3. pulling aboard and cleaning the trap. Anything that has been living in the briny deep for a year has a certain… perfume… that stings your nose in a not-completely-unpleasant way. Because I am a returning veteran, I got to stand by with the hose while the new kids scrubba-dub-dubbed. Suckers!

4. disassembling, downloadin’ data from, reassembling, and reprogramming the trap so that its bottles rotate at the appropriate date and time. Don’t be too impressed… I had an instruction manual.

5. TATTOOING THE TRAP! The chief scientist handed me a giant Sharpie and told me to go to town. So I drew a huge anchor and a banner reading “H#LL-BENT ON SEDIMENT” (see picture)

6. redeploying the trap… and down it goes for another twelve months. Godspeed, lil trap. You’ve done good work this year.

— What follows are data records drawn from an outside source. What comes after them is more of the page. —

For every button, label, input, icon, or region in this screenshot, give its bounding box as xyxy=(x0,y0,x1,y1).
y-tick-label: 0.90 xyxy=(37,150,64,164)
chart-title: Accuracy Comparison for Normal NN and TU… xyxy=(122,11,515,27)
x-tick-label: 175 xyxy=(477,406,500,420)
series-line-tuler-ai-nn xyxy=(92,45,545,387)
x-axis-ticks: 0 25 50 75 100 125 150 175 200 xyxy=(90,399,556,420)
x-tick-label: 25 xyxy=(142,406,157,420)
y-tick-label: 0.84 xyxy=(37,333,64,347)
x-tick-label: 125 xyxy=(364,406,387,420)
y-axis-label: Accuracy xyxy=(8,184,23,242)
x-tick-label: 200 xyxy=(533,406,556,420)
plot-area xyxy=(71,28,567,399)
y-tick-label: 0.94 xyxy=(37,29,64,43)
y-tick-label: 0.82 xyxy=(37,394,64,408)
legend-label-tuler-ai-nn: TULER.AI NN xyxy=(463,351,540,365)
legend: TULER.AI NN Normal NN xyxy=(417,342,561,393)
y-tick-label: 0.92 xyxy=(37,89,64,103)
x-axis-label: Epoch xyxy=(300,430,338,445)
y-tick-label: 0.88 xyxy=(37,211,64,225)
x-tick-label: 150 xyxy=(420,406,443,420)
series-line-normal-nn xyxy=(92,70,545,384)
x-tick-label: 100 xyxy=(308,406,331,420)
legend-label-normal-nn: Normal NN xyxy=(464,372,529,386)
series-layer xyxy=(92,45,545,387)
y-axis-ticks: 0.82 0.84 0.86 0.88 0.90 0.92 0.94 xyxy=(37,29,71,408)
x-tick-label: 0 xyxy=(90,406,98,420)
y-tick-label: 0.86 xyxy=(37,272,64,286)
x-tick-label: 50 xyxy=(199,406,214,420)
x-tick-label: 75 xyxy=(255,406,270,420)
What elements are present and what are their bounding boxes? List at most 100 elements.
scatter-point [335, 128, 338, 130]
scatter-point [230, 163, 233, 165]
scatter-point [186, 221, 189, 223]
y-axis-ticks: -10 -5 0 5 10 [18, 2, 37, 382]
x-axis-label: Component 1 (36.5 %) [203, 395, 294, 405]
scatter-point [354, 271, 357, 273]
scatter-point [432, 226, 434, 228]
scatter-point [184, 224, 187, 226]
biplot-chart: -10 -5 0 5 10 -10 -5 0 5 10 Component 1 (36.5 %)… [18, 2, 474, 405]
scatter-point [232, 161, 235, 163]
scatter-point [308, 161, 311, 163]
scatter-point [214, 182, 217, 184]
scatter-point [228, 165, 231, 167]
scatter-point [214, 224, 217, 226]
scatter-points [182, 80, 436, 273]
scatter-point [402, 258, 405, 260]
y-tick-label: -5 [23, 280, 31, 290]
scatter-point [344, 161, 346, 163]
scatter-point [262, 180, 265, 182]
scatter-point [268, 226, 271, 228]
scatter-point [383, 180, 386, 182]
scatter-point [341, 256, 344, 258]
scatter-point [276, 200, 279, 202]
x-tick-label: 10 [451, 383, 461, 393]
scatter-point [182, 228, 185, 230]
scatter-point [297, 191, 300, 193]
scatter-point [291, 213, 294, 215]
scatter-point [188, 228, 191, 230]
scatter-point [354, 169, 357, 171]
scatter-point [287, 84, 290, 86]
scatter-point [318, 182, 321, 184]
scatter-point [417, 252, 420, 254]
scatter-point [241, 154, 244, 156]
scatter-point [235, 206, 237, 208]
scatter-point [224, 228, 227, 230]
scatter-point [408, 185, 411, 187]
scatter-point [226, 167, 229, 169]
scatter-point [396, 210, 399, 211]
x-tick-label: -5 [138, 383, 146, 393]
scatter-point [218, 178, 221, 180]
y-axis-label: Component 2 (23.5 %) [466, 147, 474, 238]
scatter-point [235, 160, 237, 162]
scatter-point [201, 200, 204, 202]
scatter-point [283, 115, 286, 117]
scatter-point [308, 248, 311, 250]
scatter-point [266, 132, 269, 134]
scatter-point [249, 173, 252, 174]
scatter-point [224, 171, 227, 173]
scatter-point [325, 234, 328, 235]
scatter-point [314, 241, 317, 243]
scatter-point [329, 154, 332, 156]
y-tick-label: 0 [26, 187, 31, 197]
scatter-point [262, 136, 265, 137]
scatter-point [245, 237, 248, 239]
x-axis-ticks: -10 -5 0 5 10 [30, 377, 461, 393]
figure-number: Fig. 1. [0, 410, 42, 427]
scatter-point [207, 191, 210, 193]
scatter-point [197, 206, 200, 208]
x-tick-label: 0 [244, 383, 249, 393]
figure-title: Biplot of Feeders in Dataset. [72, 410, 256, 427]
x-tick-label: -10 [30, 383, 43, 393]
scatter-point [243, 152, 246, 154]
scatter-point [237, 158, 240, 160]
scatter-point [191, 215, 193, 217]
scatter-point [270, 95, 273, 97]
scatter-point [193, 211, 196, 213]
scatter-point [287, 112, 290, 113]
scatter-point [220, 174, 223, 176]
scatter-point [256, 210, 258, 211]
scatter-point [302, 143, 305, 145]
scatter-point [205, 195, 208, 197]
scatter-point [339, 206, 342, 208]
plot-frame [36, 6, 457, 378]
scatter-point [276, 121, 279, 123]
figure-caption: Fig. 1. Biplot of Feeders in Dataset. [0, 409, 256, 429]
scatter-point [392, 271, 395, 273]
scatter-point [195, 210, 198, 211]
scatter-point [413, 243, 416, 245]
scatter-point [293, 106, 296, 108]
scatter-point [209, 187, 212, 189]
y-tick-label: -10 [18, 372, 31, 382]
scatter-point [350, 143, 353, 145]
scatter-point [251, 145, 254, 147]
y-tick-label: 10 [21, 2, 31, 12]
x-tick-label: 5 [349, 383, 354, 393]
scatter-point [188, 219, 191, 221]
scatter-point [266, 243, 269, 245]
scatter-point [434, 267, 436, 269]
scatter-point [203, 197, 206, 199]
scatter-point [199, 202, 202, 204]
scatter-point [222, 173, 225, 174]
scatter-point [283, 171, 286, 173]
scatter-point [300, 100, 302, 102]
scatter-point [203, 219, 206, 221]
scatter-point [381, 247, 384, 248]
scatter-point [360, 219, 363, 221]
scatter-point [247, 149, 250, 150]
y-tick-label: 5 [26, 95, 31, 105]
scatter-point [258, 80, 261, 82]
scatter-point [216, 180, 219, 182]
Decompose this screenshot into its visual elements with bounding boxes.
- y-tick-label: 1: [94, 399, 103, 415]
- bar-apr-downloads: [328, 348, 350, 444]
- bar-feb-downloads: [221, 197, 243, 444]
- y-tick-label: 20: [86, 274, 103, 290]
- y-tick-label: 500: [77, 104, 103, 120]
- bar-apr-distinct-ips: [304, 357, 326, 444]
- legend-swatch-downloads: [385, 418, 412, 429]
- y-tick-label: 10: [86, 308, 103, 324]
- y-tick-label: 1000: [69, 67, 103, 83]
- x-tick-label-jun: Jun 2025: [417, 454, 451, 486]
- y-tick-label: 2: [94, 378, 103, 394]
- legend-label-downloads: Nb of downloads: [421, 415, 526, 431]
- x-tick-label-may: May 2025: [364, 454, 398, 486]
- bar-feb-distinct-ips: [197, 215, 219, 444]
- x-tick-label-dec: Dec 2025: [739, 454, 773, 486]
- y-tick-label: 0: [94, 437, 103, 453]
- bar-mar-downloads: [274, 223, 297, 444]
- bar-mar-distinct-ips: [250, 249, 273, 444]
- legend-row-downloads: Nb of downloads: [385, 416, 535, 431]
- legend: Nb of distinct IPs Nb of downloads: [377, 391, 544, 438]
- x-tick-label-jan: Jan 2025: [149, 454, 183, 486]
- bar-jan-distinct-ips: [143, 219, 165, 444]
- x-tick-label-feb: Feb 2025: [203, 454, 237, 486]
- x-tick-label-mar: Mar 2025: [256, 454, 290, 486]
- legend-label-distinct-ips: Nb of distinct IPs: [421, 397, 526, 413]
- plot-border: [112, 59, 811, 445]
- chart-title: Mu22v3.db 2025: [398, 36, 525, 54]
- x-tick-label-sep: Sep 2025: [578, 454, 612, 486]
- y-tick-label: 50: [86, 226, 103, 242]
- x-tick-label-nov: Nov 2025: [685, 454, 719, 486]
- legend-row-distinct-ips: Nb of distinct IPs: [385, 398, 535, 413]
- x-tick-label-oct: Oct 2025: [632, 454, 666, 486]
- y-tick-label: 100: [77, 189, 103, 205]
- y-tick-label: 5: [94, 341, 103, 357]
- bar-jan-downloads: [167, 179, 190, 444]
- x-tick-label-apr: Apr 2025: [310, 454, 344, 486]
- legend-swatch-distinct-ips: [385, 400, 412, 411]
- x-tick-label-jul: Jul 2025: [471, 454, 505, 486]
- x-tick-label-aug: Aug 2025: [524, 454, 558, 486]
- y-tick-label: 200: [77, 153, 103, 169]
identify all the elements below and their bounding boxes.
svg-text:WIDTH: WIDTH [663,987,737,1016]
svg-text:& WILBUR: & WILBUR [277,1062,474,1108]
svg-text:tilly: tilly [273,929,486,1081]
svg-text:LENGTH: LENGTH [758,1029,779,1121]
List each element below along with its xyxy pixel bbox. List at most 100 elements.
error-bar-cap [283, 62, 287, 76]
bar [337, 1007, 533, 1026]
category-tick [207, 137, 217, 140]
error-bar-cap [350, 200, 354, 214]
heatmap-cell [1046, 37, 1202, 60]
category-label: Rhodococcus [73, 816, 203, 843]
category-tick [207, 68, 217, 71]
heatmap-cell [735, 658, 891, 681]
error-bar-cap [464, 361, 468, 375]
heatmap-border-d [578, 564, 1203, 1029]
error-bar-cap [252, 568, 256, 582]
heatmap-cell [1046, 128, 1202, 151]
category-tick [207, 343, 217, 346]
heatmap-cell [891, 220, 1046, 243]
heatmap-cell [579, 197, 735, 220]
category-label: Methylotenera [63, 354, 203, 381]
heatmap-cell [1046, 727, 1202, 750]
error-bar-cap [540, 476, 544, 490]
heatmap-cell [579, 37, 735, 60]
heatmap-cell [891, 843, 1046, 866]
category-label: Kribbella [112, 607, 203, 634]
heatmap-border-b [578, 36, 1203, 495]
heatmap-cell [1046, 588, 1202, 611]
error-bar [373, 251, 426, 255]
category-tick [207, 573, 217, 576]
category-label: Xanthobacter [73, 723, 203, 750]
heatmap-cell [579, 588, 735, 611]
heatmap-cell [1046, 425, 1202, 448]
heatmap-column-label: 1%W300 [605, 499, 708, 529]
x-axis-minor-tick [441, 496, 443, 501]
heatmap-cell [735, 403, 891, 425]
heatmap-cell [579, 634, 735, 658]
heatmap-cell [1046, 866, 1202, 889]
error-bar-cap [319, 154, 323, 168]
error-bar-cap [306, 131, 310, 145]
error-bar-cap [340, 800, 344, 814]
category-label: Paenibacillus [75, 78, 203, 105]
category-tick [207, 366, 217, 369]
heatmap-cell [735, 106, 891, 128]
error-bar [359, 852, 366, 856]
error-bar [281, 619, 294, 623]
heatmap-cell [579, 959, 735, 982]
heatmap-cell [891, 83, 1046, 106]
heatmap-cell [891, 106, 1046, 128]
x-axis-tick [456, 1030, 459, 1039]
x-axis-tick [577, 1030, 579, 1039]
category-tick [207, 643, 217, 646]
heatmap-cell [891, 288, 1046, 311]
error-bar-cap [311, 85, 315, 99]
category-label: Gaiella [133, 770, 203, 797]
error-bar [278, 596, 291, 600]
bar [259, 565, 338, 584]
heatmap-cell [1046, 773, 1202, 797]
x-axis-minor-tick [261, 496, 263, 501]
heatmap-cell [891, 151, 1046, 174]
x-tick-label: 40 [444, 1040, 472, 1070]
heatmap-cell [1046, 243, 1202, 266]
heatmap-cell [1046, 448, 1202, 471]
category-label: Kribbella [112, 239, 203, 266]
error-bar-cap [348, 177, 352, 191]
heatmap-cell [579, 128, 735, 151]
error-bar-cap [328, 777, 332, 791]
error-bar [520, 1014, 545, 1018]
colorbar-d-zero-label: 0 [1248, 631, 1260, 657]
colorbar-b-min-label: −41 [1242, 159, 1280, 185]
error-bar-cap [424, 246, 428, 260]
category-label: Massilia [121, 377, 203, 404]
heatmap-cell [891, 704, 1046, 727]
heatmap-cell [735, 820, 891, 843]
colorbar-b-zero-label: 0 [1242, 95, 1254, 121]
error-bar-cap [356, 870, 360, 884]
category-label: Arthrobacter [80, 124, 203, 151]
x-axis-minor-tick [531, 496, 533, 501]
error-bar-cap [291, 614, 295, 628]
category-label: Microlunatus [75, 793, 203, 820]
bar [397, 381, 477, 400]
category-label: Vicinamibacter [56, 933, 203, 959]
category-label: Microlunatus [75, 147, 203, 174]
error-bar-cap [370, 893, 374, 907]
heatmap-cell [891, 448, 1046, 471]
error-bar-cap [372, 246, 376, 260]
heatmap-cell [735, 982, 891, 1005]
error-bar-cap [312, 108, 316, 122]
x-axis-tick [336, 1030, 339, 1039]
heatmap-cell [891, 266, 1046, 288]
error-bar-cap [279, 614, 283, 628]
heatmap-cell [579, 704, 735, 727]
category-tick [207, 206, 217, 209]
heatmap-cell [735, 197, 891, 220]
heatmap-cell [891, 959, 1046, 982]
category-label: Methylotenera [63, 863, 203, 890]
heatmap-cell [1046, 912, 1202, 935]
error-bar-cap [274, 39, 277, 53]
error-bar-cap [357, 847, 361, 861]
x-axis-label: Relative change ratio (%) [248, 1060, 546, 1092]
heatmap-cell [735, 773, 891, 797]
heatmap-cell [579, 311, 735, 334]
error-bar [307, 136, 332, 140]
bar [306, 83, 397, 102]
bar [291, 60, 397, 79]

The day couldn’t be lovelier: a big chain of mountainous islands in the distance, bright blue skies, and a balmy -2.1 degrees. (again, see picture, and note that the Marine Tech on the left is not wearing a jacket because he is “from Alaska” and “it’s nice out, guys, shut up.”)

Is it time for bed yet?

18:42, January 12th

In honor of Inauguration Day, we decided to name an upcoming sampling site OBAMA (Ocean Biology and Antarctic Marine Analysis, or something cheesy like that).

Turns out, one of the scientists on board is friends with Obama’s new science advisor, and sent him an email about OBAMA.  The response was as follows: the President will love this.  Send us more info.

We are all completely dorking out, fretting over what to say in our must-be-perfect one-page memo to the Obama Administration.  Suggestions?